Дед тихонько откашлялся и совершенно явственно спросил:
— Кого Густя принесла? Парня или девочку?
— Девочку, Иероним Маркович, девочку!
Дед слабо улыбнулся и хотел было приподняться, но Любовь Павловна не разрешила ему двигаться. Она стала прослушивать у него сердце. Слушала долго, потом прикрыла его одеялом.
— Вам надо полежать с недельку. Большой опасности пока нет, но беречься необходимо. Все-таки возраст. Вот я вам оставлю таблетки…
— Какая болезнь-то? — шепотом спросила у нее Анна, когда фельдшерица одевалась.
— Приступ стенокардии. Берегите его, не выпускайте пока никуда. Пусть лежит. Слабый очень.
— Поняла, все поняла, Любушка, — очень напуганная непонятным названием болезни, промолвила Анна и, пошарив в нижнем отделении посудного шкафа, достала три куриных яйца. — На-ко тебе свежего яичка. Скушаешь.
— Что вы! Ничего не надо, вы лучше подкормите дедушку.
Иероним Маркович позвал к себе Любовь Павловну:
— Теперь я помирать с вашей помощью раздумал. Мне надо повидать Густину дочку.
Дед опять отлежался, смерть от него отступила.
Усталая фельдшерица шла домой, на медпункт. На улице било темно, гулял холодный ветер. Приземистые избенки среди снегов казались нежилыми. Огней не видно. Только в избе Пастуховых краснеет зябкий свет.
Утром к ним пришел Панькин, осведомился:
— Как чувствуете себя, Иероним Маркович? Я слышал, вас ночью крепко прихватило?
— Ох, прихватило! — дед заволновался, хотел подняться, но Тихон Сафоныч сказал:
— Лежите, лежите. Вставать нельзя. — Он подвинул к кровати стул, сел. — Болит сердце?
— Слава богу, отпустило. Только слаб я стал, Тихон.

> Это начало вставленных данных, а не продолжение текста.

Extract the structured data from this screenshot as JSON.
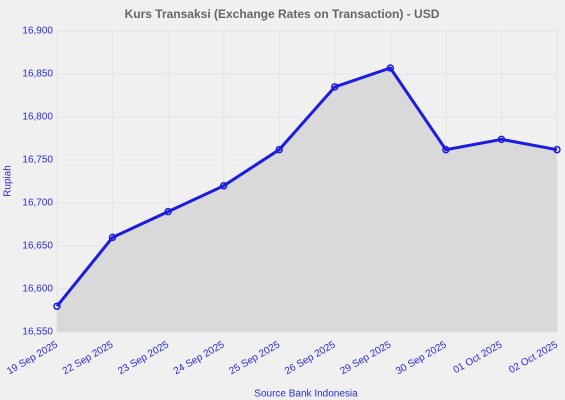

— Питаться бы вам надо получше.
В разговор вступила жена:
— Что есть — тем и кормлю. Рыба сушеная, крупы овсянки немножко еще есть… Да яички. Одна, правда, курица, ну да ему немного и надо…

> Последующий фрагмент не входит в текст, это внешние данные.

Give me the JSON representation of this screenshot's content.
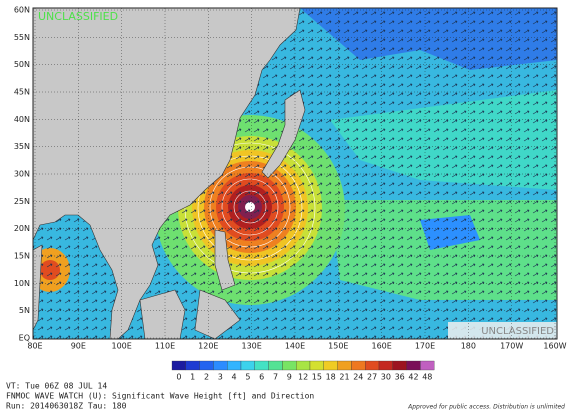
{
  "map": {
    "classification_top": "UNCLASSIFIED",
    "classification_bottom": "UNCLASSIFIED",
    "latitude_labels": [
      "60N",
      "55N",
      "50N",
      "45N",
      "40N",
      "35N",
      "30N",
      "25N",
      "20N",
      "15N",
      "10N",
      "5N",
      "EQ"
    ],
    "longitude_labels": [
      "80E",
      "90E",
      "100E",
      "110E",
      "120E",
      "130E",
      "140E",
      "150E",
      "160E",
      "170E",
      "180",
      "170W",
      "160W"
    ]
  },
  "colorbar": {
    "labels": [
      "0",
      "1",
      "2",
      "3",
      "4",
      "5",
      "6",
      "7",
      "9",
      "12",
      "15",
      "18",
      "21",
      "24",
      "27",
      "30",
      "36",
      "42",
      "48"
    ],
    "colors": [
      "#1c1ca0",
      "#1e3cd2",
      "#2464f0",
      "#2c8cff",
      "#32b4ff",
      "#3cd2ec",
      "#44e2c4",
      "#54e294",
      "#78e464",
      "#a8e444",
      "#d4e030",
      "#f0cc24",
      "#f0a020",
      "#ee7820",
      "#e04c20",
      "#c42820",
      "#9c1420",
      "#7a1058",
      "#c060c0"
    ]
  },
  "footer": {
    "lines": [
      "VT: Tue 06Z 08 JUL 14",
      "FNMOC WAVE WATCH (U): Significant Wave Height [ft] and Direction",
      "Run: 2014063018Z Tau: 180"
    ],
    "approval": "Approved for public access. Distribution is unlimited"
  }
}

— Крупа, яички — это хорошо. Меду бы ему… Я узнаю, нет ли в рыбкоопе. Был привезен для детских яслей. И еще вот вам, — Панькин достал портмоне, а из него вынул талоны на полкило сахару, килограмм крупы и сельдь. — Правление выделило вам для усиления питания. Потом еще что-нибудь придумаем.
Он подал талоны Анне.
— Спасибо, Тиша, — сказал Иероним Маркович. — Не заслуживаю я того, чтобы талоны сверх пайка. Не работник я теперь… Пользы от меня как с куриного пупка.
— Что за разговор! Вы свое отработали. Ну, поправляйтесь.